A.I. FEVER
We are pleased to announce we have just submitted funding proposals for the following two projects. If they are funded, we will hire UTD students on the projects and collaborate with additional interested faculty. If you have interest and relevant expertise, feel free to reach out to Roger F Malina rxm116130@utdallas.edu.
The students who become involved would be able to enroll in our graduate seminar on Emergence called Arts, Sciences and Humanities. Graduate and undergraduate students of any school can enroll or audit the class. It is listed in the UTD catalogue as: Both involve AI Fever (joke).
Mining and analyzing structures on local and large scales:
Bridging cosmology and social structures to identify emergent phenomena:case study emerging silos at UTDallas
Co-Proposers: Prof Lindsay J King, Physics Department, NSM and Prof Roger F Malina, ATEC Bass School
Summary
The project brings together a team of researchers from NSM and AHT, collecting and analyzing data that captures the growth of structures on vastly different spatial and temporal scales – the Universe and the University. By regularly sharing our methodologies and results, and embracing transdisciplinary approaches, we will expand our horizons and potentially arrive at novel interpretations of the data and recommendations for applications.
The STEM project is within the Physics Department, with a graduate from ECS. It involves mining state-of-the-art computer simulations of the emergence of structures in the Universe (cosmological simulations), to gain critical insights into real data from space-based and ground-based observatories. We will better understand the dominant physical processes in galaxies as a function of cosmic time, based on how light traveling from distant bright sources is absorbed by intervening gas. We propose to develop and apply (already promising) machine learning (ML) tools, trained on mock data from cosmological simulations.
The Arts, Humanities and Technology contribution is a project of the new Off-Center for Emergence Studies in the ArtSciLab. A case study for this proposal would be to study the emergence of structures at UTD since its founding; we would draw on cosmology simulation methods to anticipate which future structures will emerge in the university. We will also draw on contemporary sociology and ethnography. The team will include both current and retired faculty as part of the study of the emergence of new types of faculty.

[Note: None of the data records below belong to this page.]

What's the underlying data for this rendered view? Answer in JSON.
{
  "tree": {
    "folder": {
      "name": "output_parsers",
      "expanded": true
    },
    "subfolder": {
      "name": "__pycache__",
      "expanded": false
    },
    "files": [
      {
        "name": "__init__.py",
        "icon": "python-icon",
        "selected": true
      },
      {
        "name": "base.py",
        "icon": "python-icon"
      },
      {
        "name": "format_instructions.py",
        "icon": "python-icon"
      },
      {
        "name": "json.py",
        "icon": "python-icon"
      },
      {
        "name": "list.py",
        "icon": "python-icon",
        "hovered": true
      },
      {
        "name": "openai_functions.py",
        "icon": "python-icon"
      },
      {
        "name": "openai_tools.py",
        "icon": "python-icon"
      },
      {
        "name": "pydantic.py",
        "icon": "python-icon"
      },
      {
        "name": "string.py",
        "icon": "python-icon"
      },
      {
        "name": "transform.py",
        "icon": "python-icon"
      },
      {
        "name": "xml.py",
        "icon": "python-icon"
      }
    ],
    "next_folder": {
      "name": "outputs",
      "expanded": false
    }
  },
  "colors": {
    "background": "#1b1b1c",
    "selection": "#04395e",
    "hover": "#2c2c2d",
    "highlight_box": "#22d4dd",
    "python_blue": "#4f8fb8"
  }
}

Both projects will involve faculty and students applying domain adaptation methodology, a subfield of transfer learning in ML concerned specifically with adjusting models to work across different—but related—data domains. The methodology draws on the Science of Team Science (US National Academies Report, 2015).
AND
Fred the Heretic (FTH): AI-Powered Creativity Through Visual and
Poetic Workflows Phase 2 Proposal April 30, 2025
School: School of Arts, Humanities, and Technology
Principal Investigators: Roger Malina Co-lead: Flavia Da Costa
Email: rxm16130@utdallas.edu
Emergence Studies Off-Center (OC4ES), University of Texas at Dallas
Summary
Fred the Heretic (FTH) is an innovative, open-source platform developed at the University of Texas at Dallas that combines artificial intelligence and poetic creativity. This proposal seeks funding through the Institute for Artificial Intelligence (IAI) to support Phase 2 of the project: expanding its capabilities to include visual storytelling and launching a public-facing interface. At its core, FTH is a customizable poetry-writing AI trained on the works of internationally renowned poet Frederick Turner, a multiple-time Nobel Prize nominee in literature. Unlike typical AI tools, FTH enables users to personalize the AI’s voice and style, creating original poetry in collaboration with the system. FTH has already engaged a diverse, multilingual research community including students, faculty, artists, and retired scholars from around the world. In this next phase, it will integrate tools like n8n to create cross-modal poetic experiences, where words generate visual expressions in real-time. The initiative also includes public workshops, academic research, and interdisciplinary engagement across the arts, humanities, computer science, and cognitive science.
This project has the potential to redefine how AI is used in cultural and educational settings, offering a new model for inclusive and ethical creative technology. With a strong foundation at UT Dallas and a growing network of collaborators, FTH stands to make North Texas a national leader in AI-mediated literary and artistic innovation.